A iniciativa deu resultados: o primeiro ônibus elétrico brasileiro, batizado de eBus, movido exclusivamente a energia solar, começou a operar em 2017. A energia, limpa, era produzida por placas solares instaladas na própria universidade e o ônibus, com baterias de lítio no teto, tinha autonomia para rodar até 70 quilômetros. Funcionou bem e serviu como meio de transporte dos estudantes.

Mas o governo mudou e, em 2019, o ministério decidiu não bancar mais o projeto cujo custo anual foi calculado em, apenas, 135 mil reais.
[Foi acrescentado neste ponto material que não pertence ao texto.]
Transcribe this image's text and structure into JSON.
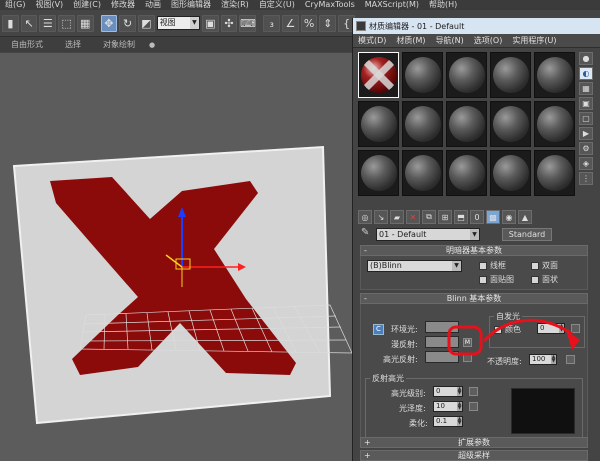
{
  "menubar": [
    "组(G)",
    "视图(V)",
    "创建(C)",
    "修改器",
    "动画",
    "图形编辑器",
    "渲染(R)",
    "自定义(U)",
    "CryMaxTools",
    "MAXScript(M)",
    "帮助(H)"
  ],
  "toolbar": {
    "view_select": "视图"
  },
  "ribbon": [
    "自由形式",
    "选择",
    "对象绘制",
    "●"
  ],
  "material_editor": {
    "title": "材质编辑器 - 01 - Default",
    "menu": [
      "模式(D)",
      "材质(M)",
      "导航(N)",
      "选项(O)",
      "实用程序(U)"
    ],
    "material_name": "01 - Default",
    "material_type": "Standard",
    "shader_rollout": {
      "title": "明暗器基本参数",
      "shader": "(B)Blinn",
      "wire": "线框",
      "two_sided": "双面",
      "face_map": "面贴图",
      "faceted": "面状"
    },
    "blinn_rollout": {
      "title": "Blinn 基本参数",
      "self_illum_group": "自发光",
      "color_label": "颜色",
      "self_illum_value": "0",
      "ambient": "环境光:",
      "diffuse": "漫反射:",
      "specular": "高光反射:",
      "opacity_label": "不透明度:",
      "opacity_value": "100",
      "diffuse_map_button": "M",
      "lock_button": "C",
      "spec_group": "反射高光",
      "spec_level_label": "高光级别:",
      "spec_level": "0",
      "gloss_label": "光泽度:",
      "gloss": "10",
      "soften_label": "柔化:",
      "soften": "0.1"
    },
    "extended_rollout": "扩展参数",
    "supersampling_rollout": "超级采样"
  },
  "colors": {
    "brand_red": "#8b0a0a",
    "annotation_red": "#e8101a",
    "title_bar": "#d7e4f2"
  }
}
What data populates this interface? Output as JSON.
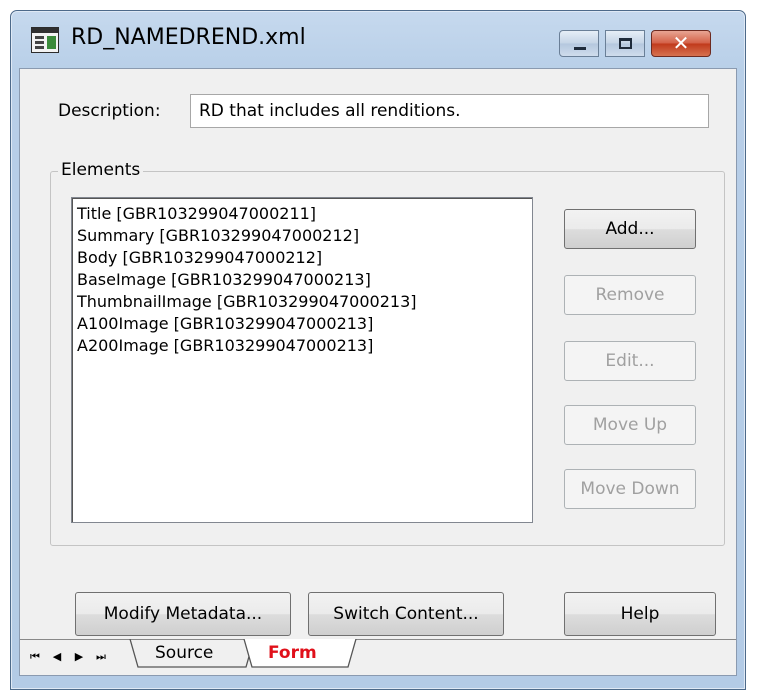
{
  "window": {
    "title": "RD_NAMEDREND.xml",
    "app_icon": "xml-form-editor-icon",
    "caption_buttons": {
      "minimize_icon": "minimize-icon",
      "maximize_icon": "maximize-icon",
      "close_icon": "close-icon",
      "close_glyph": "✕"
    }
  },
  "form": {
    "description_label": "Description:",
    "description_value": "RD that includes all renditions.",
    "elements_group_label": "Elements",
    "elements": [
      "Title [GBR103299047000211]",
      "Summary [GBR103299047000212]",
      "Body [GBR103299047000212]",
      "BaseImage [GBR103299047000213]",
      "ThumbnailImage [GBR103299047000213]",
      "A100Image [GBR103299047000213]",
      "A200Image [GBR103299047000213]"
    ],
    "buttons": {
      "add": "Add...",
      "remove": "Remove",
      "edit": "Edit...",
      "move_up": "Move Up",
      "move_down": "Move Down",
      "modify_metadata": "Modify Metadata...",
      "switch_content": "Switch Content...",
      "help": "Help"
    }
  },
  "tabs": {
    "nav": {
      "first": "⏮",
      "prev": "◀",
      "next": "▶",
      "last": "⏭"
    },
    "items": [
      {
        "label": "Source",
        "active": false
      },
      {
        "label": "Form",
        "active": true
      }
    ],
    "active_color": "#e0101a"
  }
}
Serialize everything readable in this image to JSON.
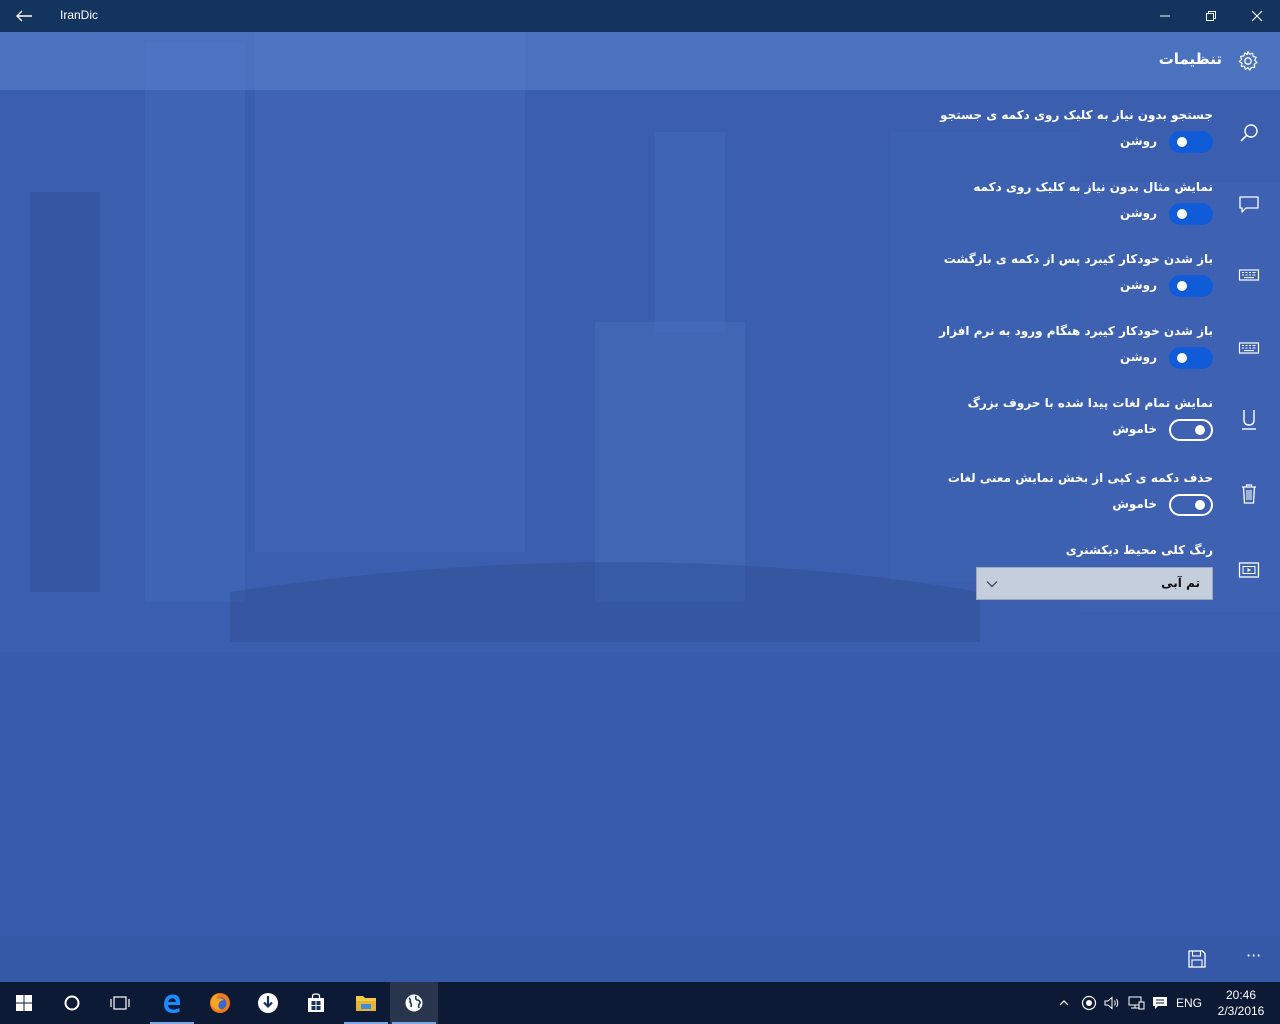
{
  "window": {
    "title": "IranDic"
  },
  "header": {
    "title": "تنظیمات"
  },
  "settings": [
    {
      "label": "جستجو بدون نیاز به کلیک روی دکمه ی جستجو",
      "state": "روشن",
      "on": true
    },
    {
      "label": "نمایش مثال بدون نیاز به کلیک روی دکمه",
      "state": "روشن",
      "on": true
    },
    {
      "label": "باز شدن خودکار کیبرد پس از دکمه ی بازگشت",
      "state": "روشن",
      "on": true
    },
    {
      "label": "باز شدن خودکار کیبرد هنگام ورود به نرم افزار",
      "state": "روشن",
      "on": true
    },
    {
      "label": "نمایش تمام لغات پیدا شده با حروف بزرگ",
      "state": "خاموش",
      "on": false
    },
    {
      "label": "حذف دکمه ی کپی از بخش نمایش معنی لغات",
      "state": "خاموش",
      "on": false
    }
  ],
  "theme": {
    "label": "رنگ کلی محیط دیکشنری",
    "selected": "تم آبی"
  },
  "rail_icons": [
    "search-icon",
    "comment-icon",
    "keyboard-icon",
    "keyboard-icon",
    "underline-icon",
    "trash-icon",
    "slideshow-icon"
  ],
  "commandbar": {
    "more": "···"
  },
  "taskbar": {
    "language": "ENG",
    "time": "20:46",
    "date": "2/3/2016"
  },
  "colors": {
    "titlebar": "#13345f",
    "background": "#3a5eac",
    "toggle_on": "#0f5bd8",
    "taskbar": "#0c1a35"
  }
}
Professores e alunos até tentaram seguir sem recurso estatal, na base da “vaquinha”, contudo o total arrecadado foi suficiente para manter o eBus apenas por mais alguns poucos meses. Em janeiro do ano passado, a inovação nacional parou de circular.

O fato, isolado, é uma amostra clara de como as iniciativas acadêmicas de inovações são tratadas no Brasil pelo governo. O fato é ainda mais grave quando observamos que o CNPq (Conselho Nacional de Desenvolvimento Científico e Tecnológico), vinculado ao Ministério da Tecnologia, teve em 2021 o menor orçamento para pesquisas em duas décadas: R$ 1,2 bi, pouco mais da metade do que tinha no ano 2000. Nos últimos dez anos, a queda de bolsas foi de 32% para os mestrados e de 20% para os doutorados.
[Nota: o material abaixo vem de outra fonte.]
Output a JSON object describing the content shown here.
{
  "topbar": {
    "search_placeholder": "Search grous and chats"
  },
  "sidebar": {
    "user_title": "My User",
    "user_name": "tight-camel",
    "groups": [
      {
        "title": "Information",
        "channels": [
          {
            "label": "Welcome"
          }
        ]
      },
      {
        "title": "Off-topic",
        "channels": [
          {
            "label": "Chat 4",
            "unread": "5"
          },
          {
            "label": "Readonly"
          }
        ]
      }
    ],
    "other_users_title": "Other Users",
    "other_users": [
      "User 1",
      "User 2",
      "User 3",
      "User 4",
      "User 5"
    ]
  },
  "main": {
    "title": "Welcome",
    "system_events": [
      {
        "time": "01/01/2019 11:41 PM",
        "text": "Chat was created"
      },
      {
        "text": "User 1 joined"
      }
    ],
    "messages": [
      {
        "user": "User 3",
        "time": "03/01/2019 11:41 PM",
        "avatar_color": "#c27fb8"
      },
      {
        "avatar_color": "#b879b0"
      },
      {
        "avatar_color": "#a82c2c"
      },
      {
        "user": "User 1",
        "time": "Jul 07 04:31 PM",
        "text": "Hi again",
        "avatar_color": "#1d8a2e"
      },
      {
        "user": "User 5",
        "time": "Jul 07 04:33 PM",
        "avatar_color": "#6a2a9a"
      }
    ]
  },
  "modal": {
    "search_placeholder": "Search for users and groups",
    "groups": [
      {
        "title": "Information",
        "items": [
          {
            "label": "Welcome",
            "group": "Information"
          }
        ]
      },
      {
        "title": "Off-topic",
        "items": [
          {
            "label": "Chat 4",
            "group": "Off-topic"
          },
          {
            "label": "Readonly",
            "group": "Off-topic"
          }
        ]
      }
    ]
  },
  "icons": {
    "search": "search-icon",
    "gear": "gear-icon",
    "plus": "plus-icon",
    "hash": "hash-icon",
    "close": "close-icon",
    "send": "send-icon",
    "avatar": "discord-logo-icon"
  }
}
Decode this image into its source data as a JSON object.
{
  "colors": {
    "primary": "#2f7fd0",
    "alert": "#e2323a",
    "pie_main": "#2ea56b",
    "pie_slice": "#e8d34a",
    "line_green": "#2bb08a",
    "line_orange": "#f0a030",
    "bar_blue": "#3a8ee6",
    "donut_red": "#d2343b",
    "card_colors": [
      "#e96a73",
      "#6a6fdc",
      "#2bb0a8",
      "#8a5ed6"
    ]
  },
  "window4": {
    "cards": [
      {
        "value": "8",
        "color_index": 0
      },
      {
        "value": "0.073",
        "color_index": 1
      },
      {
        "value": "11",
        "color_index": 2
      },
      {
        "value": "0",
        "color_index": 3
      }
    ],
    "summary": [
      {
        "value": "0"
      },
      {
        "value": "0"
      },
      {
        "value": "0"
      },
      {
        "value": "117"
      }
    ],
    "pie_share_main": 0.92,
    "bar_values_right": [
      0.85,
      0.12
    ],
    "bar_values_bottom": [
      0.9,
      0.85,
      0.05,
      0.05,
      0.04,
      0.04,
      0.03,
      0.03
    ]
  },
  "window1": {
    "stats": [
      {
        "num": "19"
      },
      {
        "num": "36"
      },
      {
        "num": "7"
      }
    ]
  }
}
O desastroso resultado disso é a fuga de talentos do Brasil para o exterior e um devastador atraso tecnológico. Segundo a Organização para a Cooperação e Desenvolvimento Econômico (OCDE), apenas 0,2% da população brasileira possui doutorado, enquanto a média dos países pertencentes à organização é de 1,1%. E, ainda assim, nossos poucos doutores, desiludidos e sem nenhum apoio governamental, estão indo embora.


A comunidade acadêmica e científica representada por entidades como Sociedade Brasileira para o Progresso da Ciência (SBPC), Academia Brasileira de Ciências (ABC), Associação Nacional de Dirigentes das Instituições Federais (Andifes), Associação Nacional de Pós-Graduandos (ANPG) e outras –, vem emitindo reiterados alertas sobre esse problema que, no médio e longo prazo, vai comprometer os avanços da ciência e da engenharia nacional.

No transporte rodoviário, cópia do que já deu certo

Enquanto universidades e startups apresentam, mundo afora, soluções eficientes em mobilidade e sustentabilidade urbana resta ao Brasil seguir o quanto for possível as tendências pois não tem a menor condição de estabelecê-las.

Mesmo assim, inspirados em novidades que funcionam em outros países, ainda há iniciativas criativas e interessantes no País. Quando se trata de transporte coletivo de pessoas, a startup Buser vem ganhando espaço e incomodando as operadores tradicionais como o Uber incomodou os taxistas.


A Buser começou há quatro anos e funciona por meio do fretamento colaborativo. De acordo com a empresa, a iniciativa foi inspirada em algo que já acontece em países como Alemanha, EUA e Espanha. A ideia é simples: pessoas que querem viajar de ônibus se cadastram, colocam datas e horários, e o app consegue agregá-las valendo-se de ônibus, que muitas vezes ficavam ociosos, de empresas de fretamento. A passagem fica mais barata e há alguma flexibilidade para embarque e desembarque.

Trata-se de um modelo de negócio de intermediação, o que permite que as passagens sejam mais baratas, uma vez que há uma cobrança mais justa em forma de rateio. Por meio do fretamento colaborativo, o passageiro consegue se cadastrar no serviço pelo aplicativo da Buser e entrar em um grupo de viagem para o destino e datas selecionados a fim de garantir um lugar no ônibus fretado pela empresa, sendo que o valor do serviço do frete é dividido por cada um dos usuários.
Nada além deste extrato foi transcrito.